Nanik mengatakan pihaknya menerima banyak laporan dari kepala SPPG terkait praktik penggelembungan harga di atas Harga Eceran Tertinggi (HET), bahkan disertai pemaksaan penggunaan bahan pangan berkualitas buruk.

"Ingat! Kepala SPPG, Pengawas Keuangan, Pengawas Gizi, jangan pernah mau mengikuti kemauan, apalagi malah bekerja sama dengan mitra SPPG yang me-mark up harga bahan baku pangan untuk program MBG ini, apalagi dengan kualitas bahan pangan yang jelek," ujar Nanik di Solo, Selasa (24/2).

ADVERTISEMENT

SCROLL TO CONTINUE WITH CONTENT

Pernyataan itu disampaikan dalam rapat koordinasi bersama 933 pengelola dapur MBG se-Solo Raya yang meliputi Kota Surakarta, Kabupaten Boyolali, Kabupaten Sragen, dan Kabupaten Karanganyar.

Dalam sesi tanya jawab, sejumlah kepala SPPG melaporkan adanya mitra yang menaikkan harga bahan pangan di atas HET serta membatasi pemasok hanya dari satu atau dua supplier tertentu.

Menanggapi laporan tersebut, Nanik memerintahkan koordinator wilayah Surakarta, Boyolali, Sragen, dan Karanganyar untuk melakukan pengecekan langsung ke lapangan guna mendata SPPG yang terdampak praktik mark up.

Ia mengingatkan kepala SPPG agar tidak berkompromi karena secara administratif dan hukum, tanggung jawab laporan keuangan tetap berada di tangan pengelola dapur.

Nanik juga mengancam akan menjatuhkan sanksi tegas berupa penangguhan (suspend) terhadap mitra yang terbukti menggelembungkan harga dan memonopoli pemasok bahan pangan.

"Kepala SPPG, silakan anda sampaikan kepada Mitra anda, kalau ada Mitra yang ketahuan memark-up harga pangan, dan hanya menyediakan satu dua supplier saja, maka akan saya suspend!" ujarnya tegas.

Menurutnya, pemasok bahan baku untuk dapur SPPG tidak boleh didominasi satu atau dua supplier yang diarahkan mitra.
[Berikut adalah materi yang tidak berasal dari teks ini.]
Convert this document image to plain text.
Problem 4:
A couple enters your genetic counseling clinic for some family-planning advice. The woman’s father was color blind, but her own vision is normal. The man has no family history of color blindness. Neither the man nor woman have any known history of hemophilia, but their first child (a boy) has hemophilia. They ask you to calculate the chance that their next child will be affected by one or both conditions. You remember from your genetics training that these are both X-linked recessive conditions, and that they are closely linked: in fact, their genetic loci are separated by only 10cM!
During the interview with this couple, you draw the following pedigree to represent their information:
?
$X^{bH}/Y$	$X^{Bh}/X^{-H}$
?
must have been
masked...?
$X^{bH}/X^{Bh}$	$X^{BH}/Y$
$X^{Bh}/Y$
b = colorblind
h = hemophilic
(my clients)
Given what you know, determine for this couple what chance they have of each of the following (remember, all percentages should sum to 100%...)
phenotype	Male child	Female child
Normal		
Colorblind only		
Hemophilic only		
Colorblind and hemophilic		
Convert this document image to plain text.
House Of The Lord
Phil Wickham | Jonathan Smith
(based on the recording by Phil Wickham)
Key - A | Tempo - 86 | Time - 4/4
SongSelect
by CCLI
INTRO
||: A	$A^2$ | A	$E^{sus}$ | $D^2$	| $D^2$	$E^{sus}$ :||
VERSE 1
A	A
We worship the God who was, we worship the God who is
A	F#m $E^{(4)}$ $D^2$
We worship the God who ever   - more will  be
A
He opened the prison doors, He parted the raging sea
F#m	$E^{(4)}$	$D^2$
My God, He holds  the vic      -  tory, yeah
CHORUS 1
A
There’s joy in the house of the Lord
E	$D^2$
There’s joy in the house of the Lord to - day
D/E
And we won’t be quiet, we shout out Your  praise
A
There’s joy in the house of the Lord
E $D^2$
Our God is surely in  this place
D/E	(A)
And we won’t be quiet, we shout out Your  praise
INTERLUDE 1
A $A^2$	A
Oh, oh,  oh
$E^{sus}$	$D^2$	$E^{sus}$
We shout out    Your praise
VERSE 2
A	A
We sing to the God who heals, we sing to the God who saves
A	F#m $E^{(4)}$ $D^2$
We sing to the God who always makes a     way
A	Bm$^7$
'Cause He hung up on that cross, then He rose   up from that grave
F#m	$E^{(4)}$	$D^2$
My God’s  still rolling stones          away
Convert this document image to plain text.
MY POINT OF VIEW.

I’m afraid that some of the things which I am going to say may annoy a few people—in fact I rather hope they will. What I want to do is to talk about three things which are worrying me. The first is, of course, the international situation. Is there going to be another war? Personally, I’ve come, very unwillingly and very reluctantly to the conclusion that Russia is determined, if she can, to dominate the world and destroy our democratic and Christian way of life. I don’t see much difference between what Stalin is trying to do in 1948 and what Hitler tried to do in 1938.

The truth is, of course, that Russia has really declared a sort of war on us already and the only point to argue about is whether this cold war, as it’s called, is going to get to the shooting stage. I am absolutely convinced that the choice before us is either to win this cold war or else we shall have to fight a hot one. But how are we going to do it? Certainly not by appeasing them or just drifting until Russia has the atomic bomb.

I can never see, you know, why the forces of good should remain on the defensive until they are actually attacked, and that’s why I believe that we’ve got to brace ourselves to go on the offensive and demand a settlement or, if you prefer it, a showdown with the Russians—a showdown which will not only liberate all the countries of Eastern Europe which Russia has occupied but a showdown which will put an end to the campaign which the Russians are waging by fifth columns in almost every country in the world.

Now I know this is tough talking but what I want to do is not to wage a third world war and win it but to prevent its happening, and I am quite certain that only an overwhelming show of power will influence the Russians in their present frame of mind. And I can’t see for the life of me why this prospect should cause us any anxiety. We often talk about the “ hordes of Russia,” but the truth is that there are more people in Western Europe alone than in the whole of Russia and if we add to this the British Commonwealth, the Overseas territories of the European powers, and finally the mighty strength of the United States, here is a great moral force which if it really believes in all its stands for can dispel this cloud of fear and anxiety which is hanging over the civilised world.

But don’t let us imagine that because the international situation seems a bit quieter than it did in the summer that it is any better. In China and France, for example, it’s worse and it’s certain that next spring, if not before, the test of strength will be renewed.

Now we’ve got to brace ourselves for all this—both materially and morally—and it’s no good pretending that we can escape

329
SPPG justru diminta memberdayakan kelompok tani, kelompok peternak, kelompok nelayan, koperasi, serta UMKM di sekitar dapur MBG sebagai pemasok.

Ia menegaskan koperasi yang dilibatkan bukan koperasi bentukan mitra untuk mengakali aturan.

Selain itu, SPPG dilarang menolak pasokan dari petani, peternak, maupun nelayan kecil secara sewenang-wenang. Pengelola dapur bahkan diwajibkan membina pelaku usaha lokal agar dapat menjadi supplier resmi.

"SPPG harus menggunakan minimal 15 supplier bahan baku pangan untuk memenuhi kebutuhan masing-masing," kata Nanik.

Pelibatan pelaku usaha lokal tersebut, lanjutnya, telah diatur dalam Peraturan Presiden Nomor 115 Tahun 2025 tentang penyelenggaraan MBG.

Dalam Pasal 38 ayat (1) disebutkan penyelenggaraan MBG memprioritaskan penggunaan produk dalam negeri serta pelibatan usaha mikro, usaha kecil, perseroan perorangan, koperasi, Kopdes Merah Putih, dan BUMDesa.